A new report by a Chinese labor watchdog makes Apple's Foxconn woes look like a game of spin the bottle, Laptop Mag reports. Untreated injuries? Check. Dangerous workplace? Check. Hitting children and forcing them to stand? Check. This is bad.
The report chronicles the inner workings of HEG Electronics, which manufactures gadgets on behalf of Samsung. Inside their factories? Kids under the age of 16, being worked like dogs until they bleed. See above. China Labor Watch says it was "stunned" by its contact with child workers and the findings of its investigators:
Our research indicates that student laborers amount to 80% of the total workforce in the factory. During our follow up investigations, our investigators suspected that there were a large number of child laborers in other departments of the factory, estimating that there may be 50 to 100 children working there. These children were working under same harsh conditions as adult workers, but were paid only 70% of the wages when compared with the formal employees. Moreover, these child workers were often required to carry-out dangerous tasks that resulted in injury.
Many of the children were drafted from high schools for "summer employment" during high demand production phases—a common practice at Foxconn, too. The stories of the children speak for themselves:
Among the child workers listed above, we interviewed Wu Xiaofang (alias) in particular. She is 14 years old. (Given that she does not have an official ID, we confirmed her age with her.) She told us about her problems at HEG recently. During March and April 2012, she accidentally fell on the stairs on her way from the dormitory to the factory floor, unable to work afterwards. However, the company not only refused to take her to the hospital for treatment but also rejected her request for sick leave. It also deducted 6 days from her wages on the pretext of her sick leave. Similar things happened in late May. At that time, Wu was late because of the illness and asked for leave, but the manager did not approve. She was too sick to work and went back to rest in the dormitory, while the company deducted 3 days from her wages for absenteeism. What was worse, Wu was fired for no reason in late June and expelled in July.

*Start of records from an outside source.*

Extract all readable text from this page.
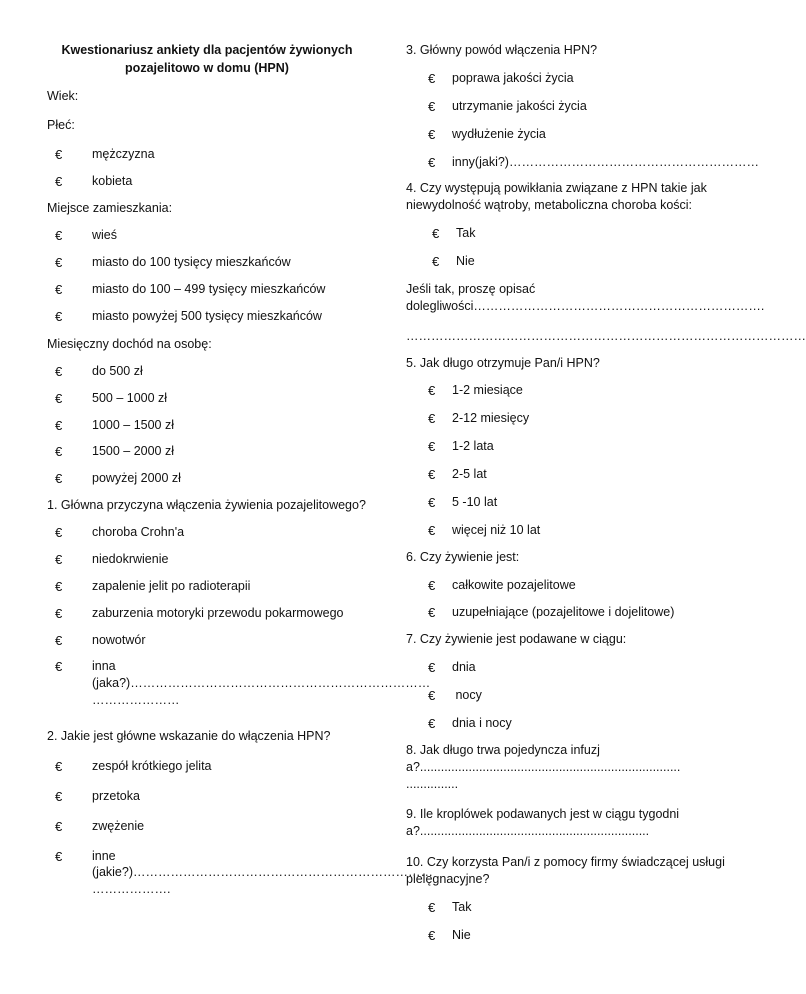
Kwestionariusz ankiety dla pacjentów żywionych pozajelitowo w domu (HPN)

Wiek:

Płeć:

€ mężczyzna
€ kobieta

Miejsce zamieszkania:

€ wieś
€ miasto do 100 tysięcy mieszkańców
€ miasto do 100 – 499 tysięcy mieszkańców
€ miasto powyżej 500 tysięcy mieszkańców

Miesięczny dochód na osobę:

€ do 500 zł
€ 500 – 1000 zł
€ 1000 – 1500 zł
€ 1500 – 2000 zł
€ powyżej 2000 zł

1. Główna przyczyna włączenia żywienia pozajelitowego?

€ choroba Crohn'a
€ niedokrwienie
€ zapalenie jelit po radioterapii
€ zaburzenia motoryki przewodu pokarmowego
€ nowotwór
€ inna (jaka?)……………………………………………………………… …………………

2. Jakie jest główne wskazanie do włączenia HPN?

€ zespół krótkiego jelita
€ przetoka
€ zwężenie
€ inne (jakie?)……………………………………………………………… ……………….

3. Główny powód włączenia HPN?

€ poprawa jakości życia
€ utrzymanie jakości życia
€ wydłużenie życia
€ inny(jaki?)……………………………………………………

4. Czy występują powikłania związane z HPN takie jak niewydolność wątroby, metaboliczna choroba kości:

€ Tak
€ Nie

Jeśli tak, proszę opisać dolegliwości…………………………………………………………….

……………………………………………………………………………………

5. Jak długo otrzymuje Pan/i HPN?

€ 1-2 miesiące
€ 2-12 miesięcy
€ 1-2 lata
€ 2-5 lat
€ 5 -10 lat
€ więcej niż 10 lat

6. Czy żywienie jest:

€ całkowite pozajelitowe
€ uzupełniające (pozajelitowe i dojelitowe)

7. Czy żywienie jest podawane w ciągu:

€ dnia
€ nocy
€ dnia i nocy

8. Jak długo trwa pojedyncza infuzja?...........................................................................

...............

9. Ile kroplówek podawanych jest w ciągu tygodnia?..................................................................

10. Czy korzysta Pan/i z pomocy firmy świadczącej usługi pielęgnacyjne?

€ Tak
€ Nie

Not being unfairly fired sounds even worse:
The management are abusive during work, sometimes hitting workers on the factory floor. Any carelessness, such as slow movements, misoperation, or late completion of team leaders' orders could provoke the shouting of team leaders at anytime. Everyday, employees in the workshops were punished by standing all day long, writing self-criticism, or getting fined.
Again, exactly like Foxconn, these are poor children who are literally living inside the factory complexes—ripe for the exploiting, with few other options for income.
Laptop Mag says Samsung confirmed it will "conduct another field survey at the earliest possible time" to check for labor violations. Whether this will do anything to prevent kids from being misused and slapped while building cellphones remains murky.